I won’t get into the question here of auspices for such a meeting, degree of publicity, level of representation, etc. If there’s anything in the idea at all, we could come to that. We can also look into whether such a Presidential invitation should come before or after the looked-for passage of the International Education Act.5

(2) If this idea seems too big, the President, at the right time, might call a meeting of leading university people to air the main issues affecting a healthy relationship between government and the U.S. academic community. He could say that we recognize that there are problems and doubts, that we are concerned to respect and protect the independence and integrity of our educational institutions, and that [Page 265] this requires, at the outset of a broad new program, a candid meeting of minds. This would help in many ways, and not least in getting the international education program launched in the right way.

I do not mean another grab-bag White House conference. The meeting I envisage should be highly selective about those invited—not more than 100, perhaps—and reasonably limited in its agenda and preparation.

If either or both of these ideas appeal to you, I would, of course, run them by my colleagues in State.

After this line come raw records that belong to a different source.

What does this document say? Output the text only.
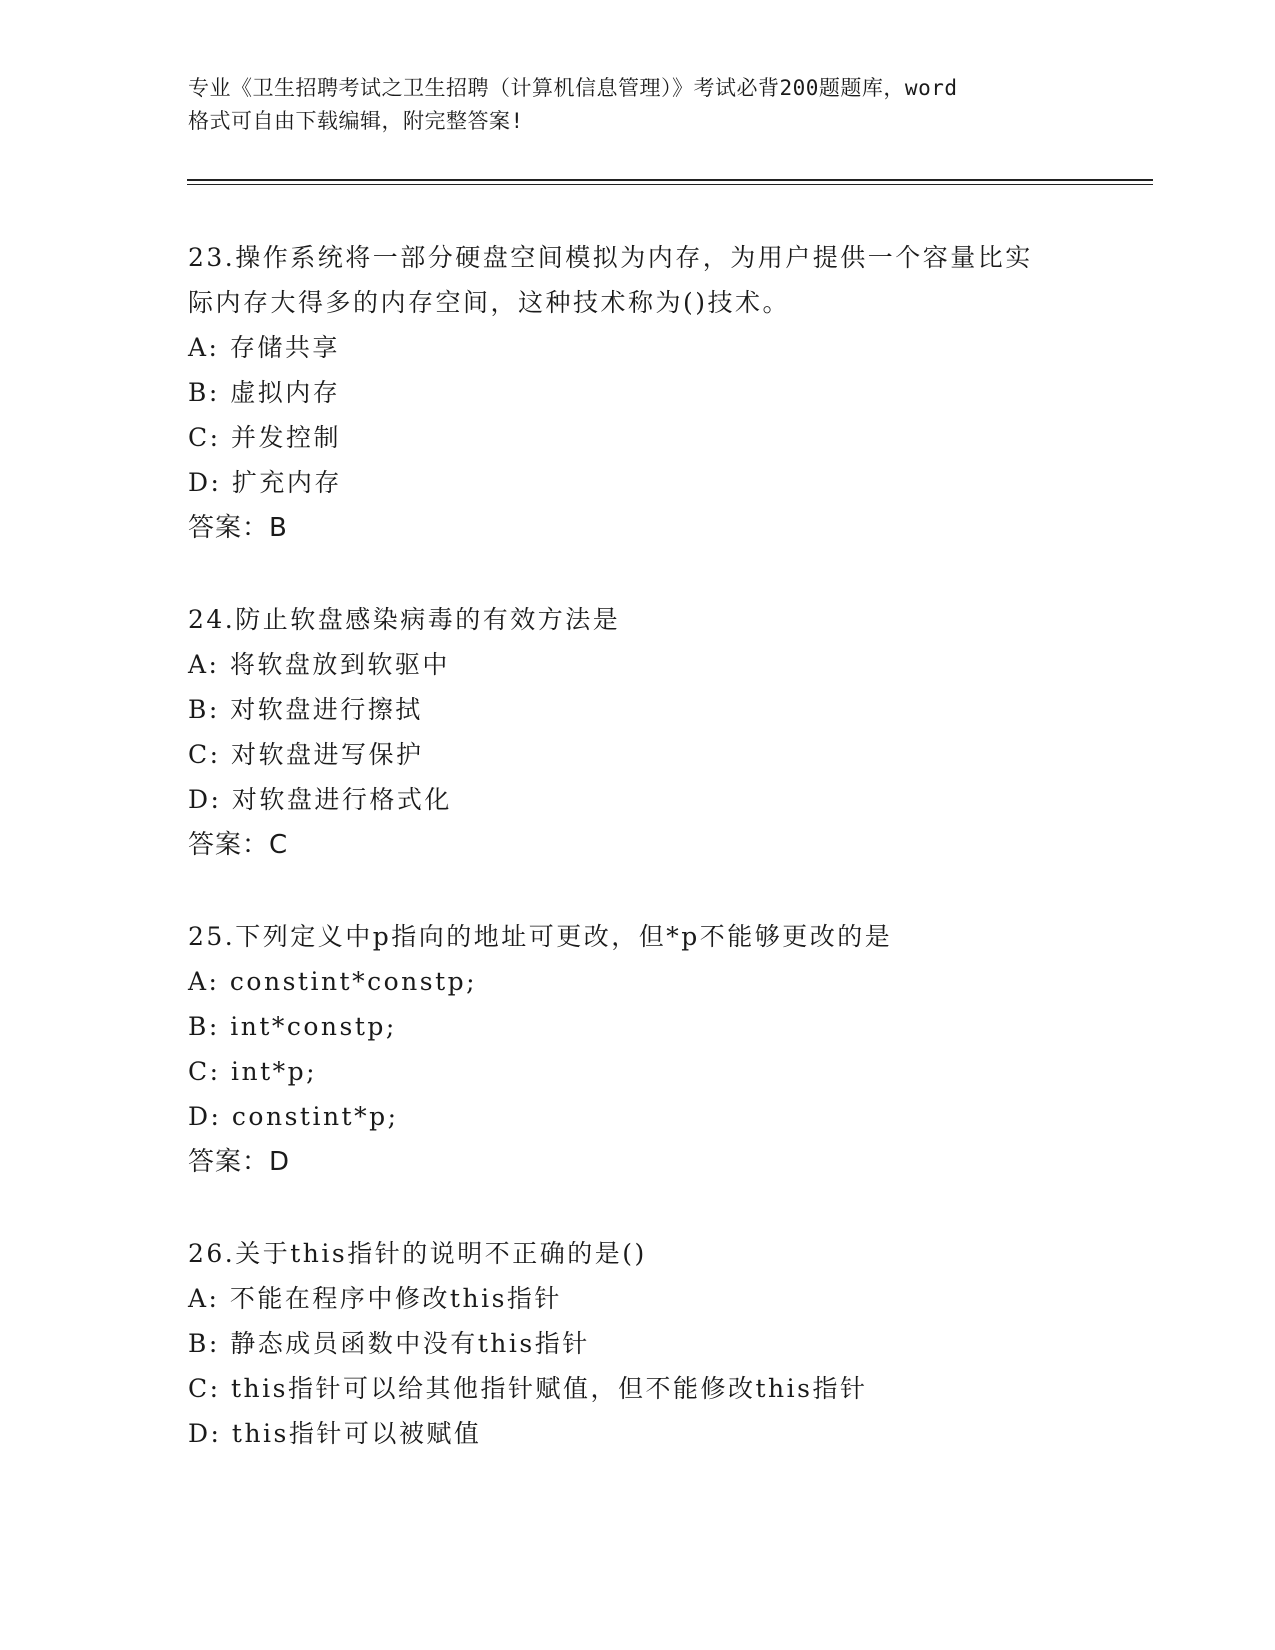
专业《卫生招聘考试之卫生招聘（计算机信息管理）》考试必背200题题库，word
格式可自由下载编辑，附完整答案!
23.操作系统将一部分硬盘空间模拟为内存，为用户提供一个容量比实
际内存大得多的内存空间，这种技术称为()技术。
A: 存储共享
B: 虚拟内存
C: 并发控制
D: 扩充内存
答案：B
24.防止软盘感染病毒的有效方法是
A: 将软盘放到软驱中
B: 对软盘进行擦拭
C: 对软盘进写保护
D: 对软盘进行格式化
答案：C
25.下列定义中p指向的地址可更改，但*p不能够更改的是
A: constint*constp;
B: int*constp;
C: int*p;
D: constint*p;
答案：D
26.关于this指针的说明不正确的是()
A: 不能在程序中修改this指针
B: 静态成员函数中没有this指针
C: this指针可以给其他指针赋值，但不能修改this指针
D: this指针可以被赋值
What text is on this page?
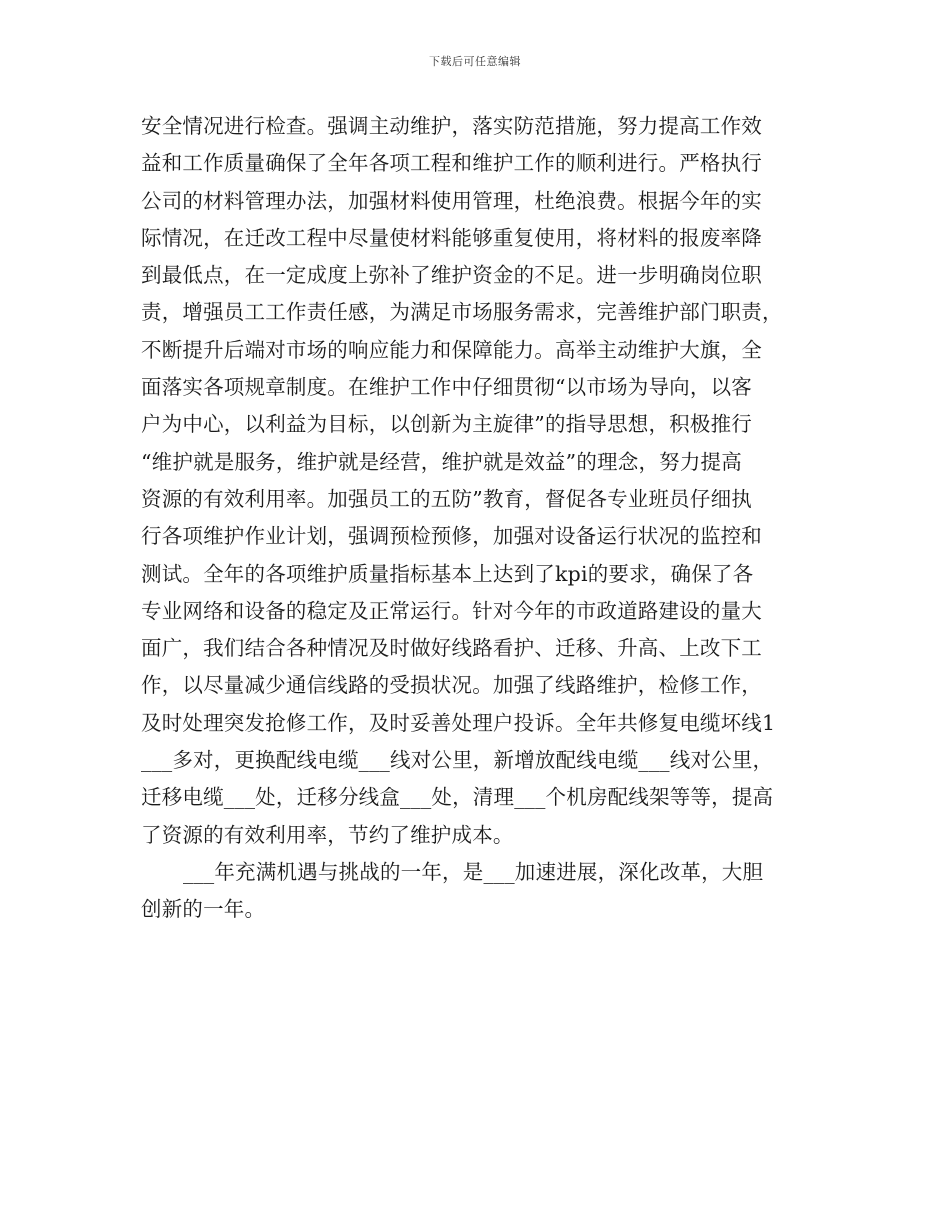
下载后可任意编辑
安全情况进行检查。强调主动维护，落实防范措施，努力提高工作效
益和工作质量确保了全年各项工程和维护工作的顺利进行。严格执行
公司的材料管理办法，加强材料使用管理，杜绝浪费。根据今年的实
际情况，在迁改工程中尽量使材料能够重复使用，将材料的报废率降
到最低点，在一定成度上弥补了维护资金的不足。进一步明确岗位职
责，增强员工工作责任感，为满足市场服务需求，完善维护部门职责，
不断提升后端对市场的响应能力和保障能力。高举主动维护大旗，全
面落实各项规章制度。在维护工作中仔细贯彻“以市场为导向，以客
户为中心，以利益为目标，以创新为主旋律”的指导思想，积极推行
“维护就是服务，维护就是经营，维护就是效益”的理念，努力提高
资源的有效利用率。加强员工的五防”教育，督促各专业班员仔细执
行各项维护作业计划，强调预检预修，加强对设备运行状况的监控和
测试。全年的各项维护质量指标基本上达到了kpi的要求，确保了各
专业网络和设备的稳定及正常运行。针对今年的市政道路建设的量大
面广，我们结合各种情况及时做好线路看护、迁移、升高、上改下工
作，以尽量减少通信线路的受损状况。加强了线路维护，检修工作，
及时处理突发抢修工作，及时妥善处理户投诉。全年共修复电缆坏线1
___多对，更换配线电缆___线对公里，新增放配线电缆___线对公里，
迁移电缆___处，迁移分线盒___处，清理___个机房配线架等等，提高
了资源的有效利用率，节约了维护成本。
___年充满机遇与挑战的一年，是___加速进展，深化改革，大胆
创新的一年。
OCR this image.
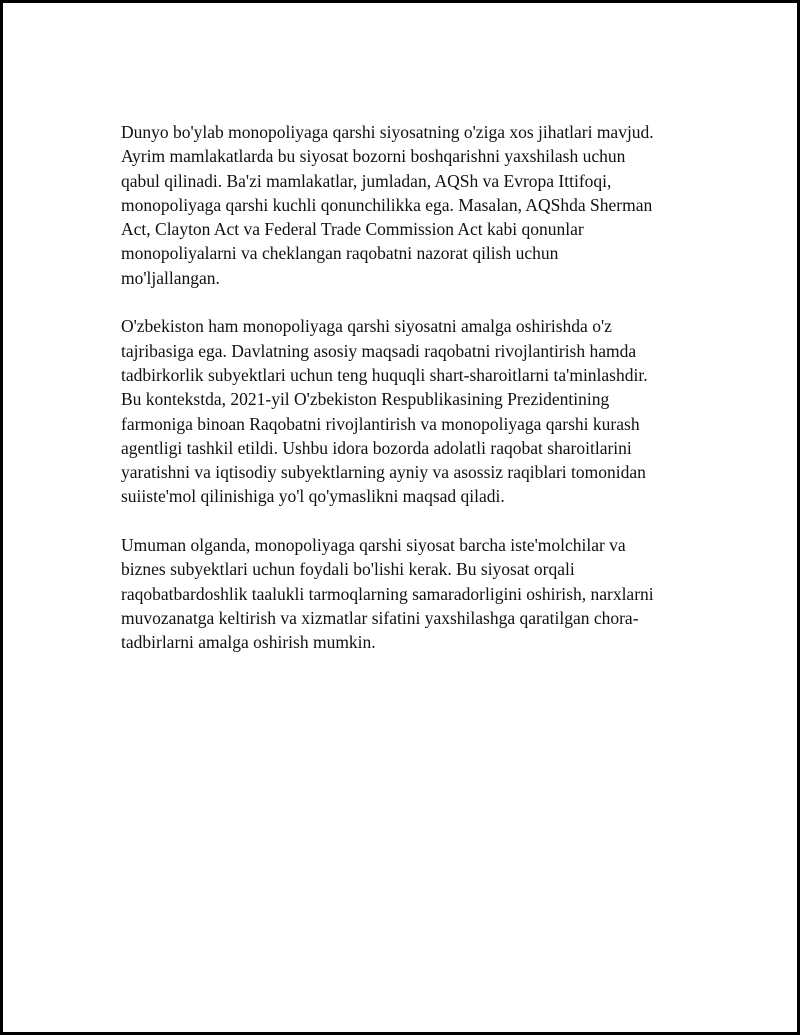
Dunyo bo'ylab monopoliyaga qarshi siyosatning o'ziga xos jihatlari mavjud.
Ayrim mamlakatlarda bu siyosat bozorni boshqarishni yaxshilash uchun
qabul qilinadi. Ba'zi mamlakatlar, jumladan, AQSh va Evropa Ittifoqi,
monopoliyaga qarshi kuchli qonunchilikka ega. Masalan, AQShda Sherman
Act, Clayton Act va Federal Trade Commission Act kabi qonunlar
monopoliyalarni va cheklangan raqobatni nazorat qilish uchun
mo'ljallangan.

O'zbekiston ham monopoliyaga qarshi siyosatni amalga oshirishda o'z
tajribasiga ega. Davlatning asosiy maqsadi raqobatni rivojlantirish hamda
tadbirkorlik subyektlari uchun teng huquqli shart-sharoitlarni ta'minlashdir.
Bu kontekstda, 2021-yil O'zbekiston Respublikasining Prezidentining
farmoniga binoan Raqobatni rivojlantirish va monopoliyaga qarshi kurash
agentligi tashkil etildi. Ushbu idora bozorda adolatli raqobat sharoitlarini
yaratishni va iqtisodiy subyektlarning ayniy va asossiz raqiblari tomonidan
suiiste'mol qilinishiga yo'l qo'ymaslikni maqsad qiladi.

Umuman olganda, monopoliyaga qarshi siyosat barcha iste'molchilar va
biznes subyektlari uchun foydali bo'lishi kerak. Bu siyosat orqali
raqobatbardoshlik taalukli tarmoqlarning samaradorligini oshirish, narxlarni
muvozanatga keltirish va xizmatlar sifatini yaxshilashga qaratilgan chora-
tadbirlarni amalga oshirish mumkin.
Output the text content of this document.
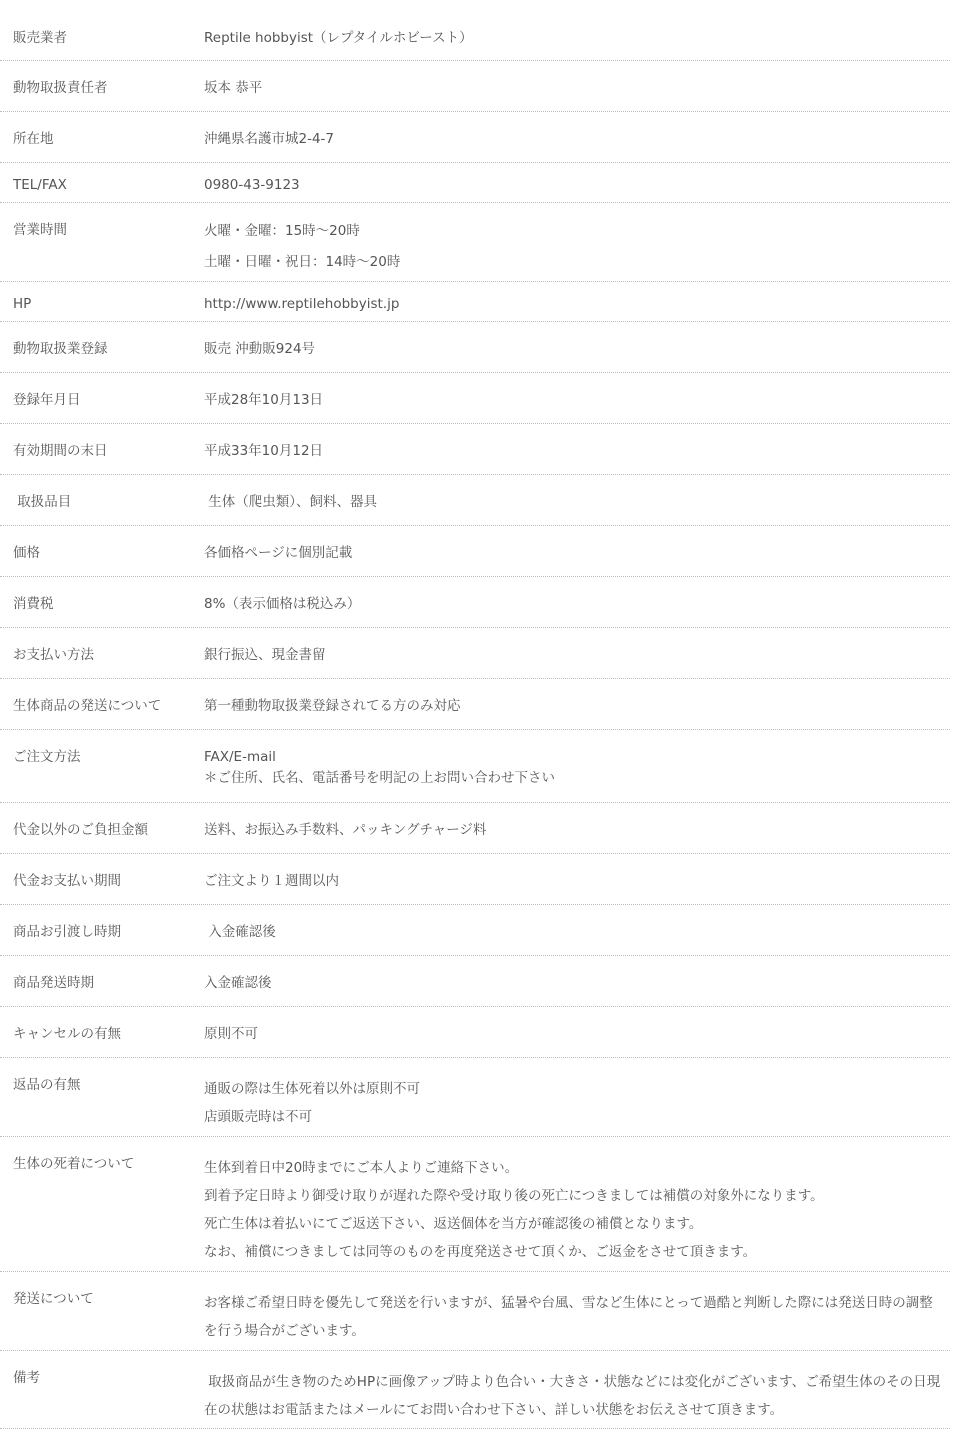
販売業者	Reptile hobbyist（レプタイルホビースト）
動物取扱責任者	坂本 恭平
所在地	沖縄県名護市城2-4-7
TEL/FAX	0980-43-9123
営業時間	火曜・金曜：15時〜20時
土曜・日曜・祝日：14時〜20時
HP	http://www.reptilehobbyist.jp
動物取扱業登録	販売 沖動販924号
登録年月日	平成28年10月13日
有効期間の末日	平成33年10月12日
取扱品目	生体（爬虫類）、飼料、器具
価格	各価格ページに個別記載
消費税	8%（表示価格は税込み）
お支払い方法	銀行振込、現金書留
生体商品の発送について	第一種動物取扱業登録されてる方のみ対応
ご注文方法	FAX/E-mail
＊ご住所、氏名、電話番号を明記の上お問い合わせ下さい
代金以外のご負担金額	送料、お振込み手数料、パッキングチャージ料
代金お支払い期間	ご注文より１週間以内
商品お引渡し時期	入金確認後
商品発送時期	入金確認後
キャンセルの有無	原則不可
返品の有無	通販の際は生体死着以外は原則不可
店頭販売時は不可
生体の死着について	生体到着日中20時までにご本人よりご連絡下さい。
到着予定日時より御受け取りが遅れた際や受け取り後の死亡につきましては補償の対象外になります。
死亡生体は着払いにてご返送下さい、返送個体を当方が確認後の補償となります。
なお、補償につきましては同等のものを再度発送させて頂くか、ご返金をさせて頂きます。
発送について	お客様ご希望日時を優先して発送を行いますが、猛暑や台風、雪など生体にとって過酷と判断した際には発送日時の調整を行う場合がございます。
備考	取扱商品が生き物のためHPに画像アップ時より色合い・大きさ・状態などには変化がございます、ご希望生体のその日現在の状態はお電話またはメールにてお問い合わせ下さい、詳しい状態をお伝えさせて頂きます。
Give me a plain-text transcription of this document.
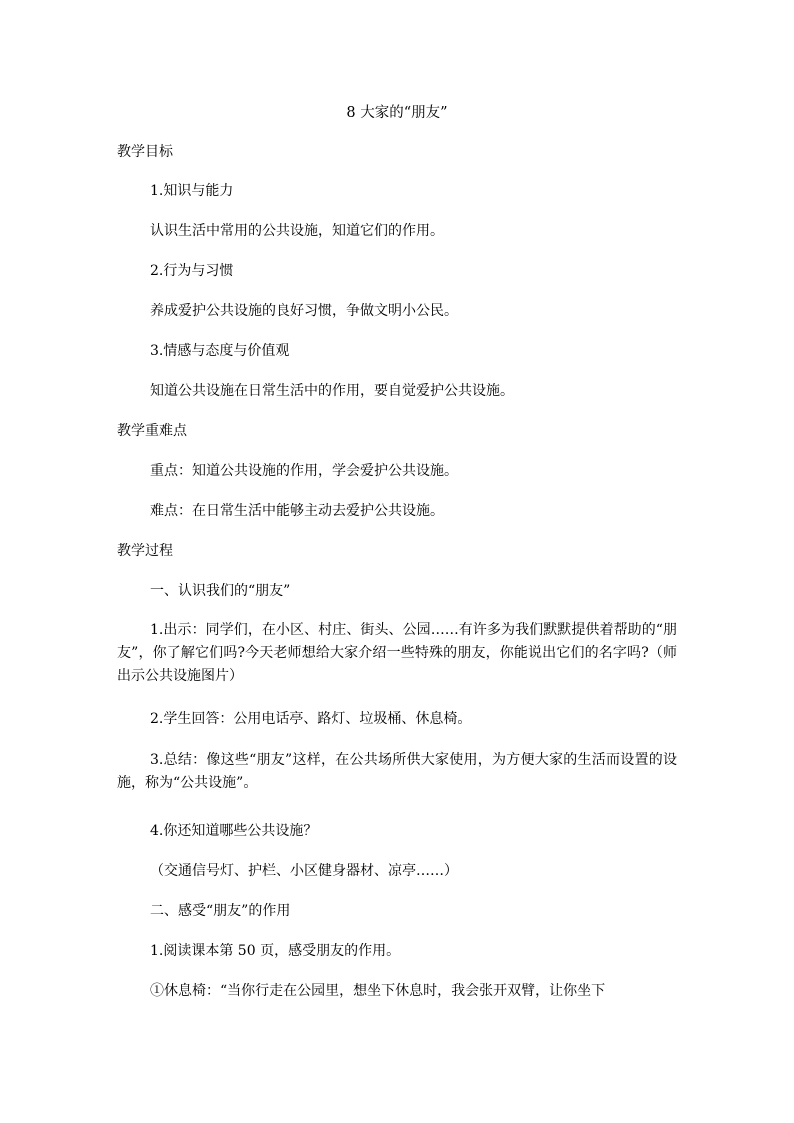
8 大家的“朋友”
教学目标
1.知识与能力
认识生活中常用的公共设施，知道它们的作用。
2.行为与习惯
养成爱护公共设施的良好习惯，争做文明小公民。
3.情感与态度与价值观
知道公共设施在日常生活中的作用，要自觉爱护公共设施。
教学重难点
重点：知道公共设施的作用，学会爱护公共设施。
难点：在日常生活中能够主动去爱护公共设施。
教学过程
一、认识我们的“朋友”
1.出示：同学们，在小区、村庄、街头、公园……有许多为我们默默提供着帮助的“朋友”，你了解它们吗?今天老师想给大家介绍一些特殊的朋友，你能说出它们的名字吗?（师出示公共设施图片）
2.学生回答：公用电话亭、路灯、垃圾桶、休息椅。
3.总结：像这些“朋友”这样，在公共场所供大家使用，为方便大家的生活而设置的设施，称为“公共设施”。
4.你还知道哪些公共设施？
（交通信号灯、护栏、小区健身器材、凉亭……）
二、感受“朋友”的作用
1.阅读课本第 50 页，感受朋友的作用。
①休息椅：“当你行走在公园里，想坐下休息时，我会张开双臂，让你坐下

After Paris, I go to Yugoslavia as an official guest of the Yugoslav Government, to discuss our educational and cultural exchange programs. My office will know where I am if you want to write or talk with me. I’ll be back the 27th.

Helen and I missed Libbie and you at our party. But we understood. Hasta la vista!

Yours,

Charles Frankel6
  1. Source: National Archives, RG 59, Bureau of Educational and Cultural Affairs Files, Assistant Secretary for Educational and Cultural Affairs Subject Files, 1965–1966, Lot 69D260, Entry UD UP 175, 1966—U.S. Government: White House. Personal and Confidential. Copies were sent to Gardner and McPherson.
  2. Rene Maheu, Director General of UNESCO from 1962 until 1974.
  3. Johnson outlined his international education program in a February 2 address to Congress. The program included: creating a Center for Educational Cooperation within HEW; establishing Corps of Education Officers to serve in the U.S. Foreign Service; encouraging partnerships between U.S. and foreign schools; enlarging AID education assistance programs; assisting the teaching of English abroad; and forming an Exchange Peace Corps to bring “volunteers to America.” (Public Papers: Johnson, 1966, Book I, pp. 128–137)
  4. Not found attached. Reference is to an article by James Reston, “Santa Cruz, Calif.: Johnson and the Universities,” New York Times, May 6, 1966, p. 46.
  5. Congress passed the International Education Act (PL 89–698; 80 Stat. 1066), on October 29. The President signed the Act into law that same day. For Johnson’s remarks at the signing ceremony, held at Chulalongkorn University, Bangkok, see Public Papers: Johnson, 1966, Book II, pp. 1276–1278.
  6. Printed from a copy that bears this typed signature.